The research was carried out in 1976-78 in Zorse, a village of about 2000 people living in compounds dispersed over an area of about 60 km2. A series of surveys with household members, including questions on migration, were conducted with a 50% random sample of households (about 140 households with 1000 residents), and the data on women's fertility were collected in a survey of women age 15 and older in the selected households (275 women interviewed). Using a model developed by Bongaarts, analysis of the data shows that in the period 1948-52 to 1973-77 TFR increased from 5.43 to 6.7 as a result of the following changes in two proximate determinants of fertility: proportion of married women (evidenced by age at first birth) decreased from 19.5 to 18.0, and postpartum abstinence from sexual intercourse decreased, as evidenced by a reduction in birth intervals from 43 to 39 months. Postpartum abstinence is the most important of these determinants. While this has been shown to prevail over a wide area of West and Central Africa, I show in this chapter how people consciously manipulate this institution in response to ecological, agricultural, social and demographic change in order to maximize the number of children surviving to adulthood by decreasing birth intervals.

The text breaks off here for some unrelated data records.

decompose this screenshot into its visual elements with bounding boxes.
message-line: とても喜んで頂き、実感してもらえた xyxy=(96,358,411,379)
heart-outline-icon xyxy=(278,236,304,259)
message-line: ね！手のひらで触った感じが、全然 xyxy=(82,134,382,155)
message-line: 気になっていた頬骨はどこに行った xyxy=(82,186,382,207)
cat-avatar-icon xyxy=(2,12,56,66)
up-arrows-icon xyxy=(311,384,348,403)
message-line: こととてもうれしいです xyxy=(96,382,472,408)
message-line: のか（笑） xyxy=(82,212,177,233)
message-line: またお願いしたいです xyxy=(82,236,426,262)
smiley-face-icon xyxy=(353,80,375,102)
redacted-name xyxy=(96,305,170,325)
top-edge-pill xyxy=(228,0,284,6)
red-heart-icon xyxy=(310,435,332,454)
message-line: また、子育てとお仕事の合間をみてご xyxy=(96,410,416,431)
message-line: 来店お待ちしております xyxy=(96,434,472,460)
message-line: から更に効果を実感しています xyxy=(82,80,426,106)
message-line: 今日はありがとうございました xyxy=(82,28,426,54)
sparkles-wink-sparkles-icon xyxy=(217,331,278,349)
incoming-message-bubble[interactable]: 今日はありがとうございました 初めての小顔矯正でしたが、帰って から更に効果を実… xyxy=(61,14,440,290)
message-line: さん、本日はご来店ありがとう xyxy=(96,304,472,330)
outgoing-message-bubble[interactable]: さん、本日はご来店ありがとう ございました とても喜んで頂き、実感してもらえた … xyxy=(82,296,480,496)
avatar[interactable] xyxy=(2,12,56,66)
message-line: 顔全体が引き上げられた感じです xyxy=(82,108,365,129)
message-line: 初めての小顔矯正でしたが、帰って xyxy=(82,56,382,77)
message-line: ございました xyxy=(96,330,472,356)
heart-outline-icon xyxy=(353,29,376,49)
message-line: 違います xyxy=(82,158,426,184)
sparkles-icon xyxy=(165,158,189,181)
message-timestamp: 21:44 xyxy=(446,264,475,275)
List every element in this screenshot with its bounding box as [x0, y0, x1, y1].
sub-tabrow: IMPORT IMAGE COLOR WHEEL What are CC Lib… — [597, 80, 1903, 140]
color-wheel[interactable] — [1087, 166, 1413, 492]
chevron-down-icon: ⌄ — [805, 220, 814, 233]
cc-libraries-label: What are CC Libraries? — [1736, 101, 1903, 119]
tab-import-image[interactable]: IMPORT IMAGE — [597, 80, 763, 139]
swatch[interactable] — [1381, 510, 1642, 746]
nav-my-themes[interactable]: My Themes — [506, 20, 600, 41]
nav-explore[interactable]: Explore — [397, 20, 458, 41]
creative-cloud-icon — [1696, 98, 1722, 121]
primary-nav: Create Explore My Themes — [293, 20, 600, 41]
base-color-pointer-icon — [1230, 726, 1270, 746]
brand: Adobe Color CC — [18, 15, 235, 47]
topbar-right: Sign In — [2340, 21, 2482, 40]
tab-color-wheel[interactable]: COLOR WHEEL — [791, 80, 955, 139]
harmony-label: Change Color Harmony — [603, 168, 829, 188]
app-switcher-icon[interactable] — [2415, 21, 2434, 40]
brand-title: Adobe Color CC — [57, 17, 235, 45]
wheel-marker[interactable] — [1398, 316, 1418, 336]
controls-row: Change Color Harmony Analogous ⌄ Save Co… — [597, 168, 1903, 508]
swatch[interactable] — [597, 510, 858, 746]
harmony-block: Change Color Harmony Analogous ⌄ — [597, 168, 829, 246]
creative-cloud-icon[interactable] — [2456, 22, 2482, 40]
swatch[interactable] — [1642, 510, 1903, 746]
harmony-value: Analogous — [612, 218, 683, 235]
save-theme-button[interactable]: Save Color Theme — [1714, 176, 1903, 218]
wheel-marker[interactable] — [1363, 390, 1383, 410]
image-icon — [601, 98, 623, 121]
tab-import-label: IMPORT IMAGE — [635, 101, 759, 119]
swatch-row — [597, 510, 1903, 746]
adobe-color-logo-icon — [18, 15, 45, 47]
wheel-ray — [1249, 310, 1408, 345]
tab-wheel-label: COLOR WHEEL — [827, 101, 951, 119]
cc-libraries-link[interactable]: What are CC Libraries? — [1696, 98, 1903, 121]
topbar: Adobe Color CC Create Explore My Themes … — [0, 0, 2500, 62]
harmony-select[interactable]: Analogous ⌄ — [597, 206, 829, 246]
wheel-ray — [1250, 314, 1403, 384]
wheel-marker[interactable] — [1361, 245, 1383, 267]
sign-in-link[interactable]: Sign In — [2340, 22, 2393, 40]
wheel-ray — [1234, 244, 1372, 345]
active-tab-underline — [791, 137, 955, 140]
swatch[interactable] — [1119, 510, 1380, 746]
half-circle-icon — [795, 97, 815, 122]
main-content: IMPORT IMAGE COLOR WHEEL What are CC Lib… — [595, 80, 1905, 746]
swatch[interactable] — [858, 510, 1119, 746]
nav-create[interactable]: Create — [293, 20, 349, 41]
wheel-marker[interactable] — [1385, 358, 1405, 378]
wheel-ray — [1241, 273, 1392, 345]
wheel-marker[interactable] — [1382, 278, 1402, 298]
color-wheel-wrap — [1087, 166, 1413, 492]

As child health improved (mortality rates for the 0-5 age group dropped from 30 to 20 in the period 1948-52 to 1973-77), couples could have children closer together without decreasing survival rates. Decreasing availability and productivity of farmland has led to higher demand for labor on the one hand, and increasing emigration (especially of young men) on the other (male migration rates per 100 increased from 37 to 76 in the period 1948-52 to 1973-77). High fertility is supported both by the need to recruit household labor, and the uncertainty about children remaining at home to support parents in their old age.

Cost-benefit models of fertility developed by economists have thus far not incorporated Caldwell's observation that children may yield parents a net economic gain. Budget constraint lines have negative slopes because it has been assumed that increasing income allows parents to indulge in children as costly consumer goods. This leads to the further assumption that increasing survival rates will lead to decreasing birth rates. In the Kusasi case, however, children appear to produce more than they consume by about age 10, and increased survival rates would logically lead to an increase in fertility. Demand for children can decrease only with a change in the labor value of children. For the Kusasi, new farm technologies that increase the productivity of labor, and new or reinforced social organization that links households' short-term demand for labor with the long-term management of community agricultural resources are the most plausible stimuli for a transition to lower fertility.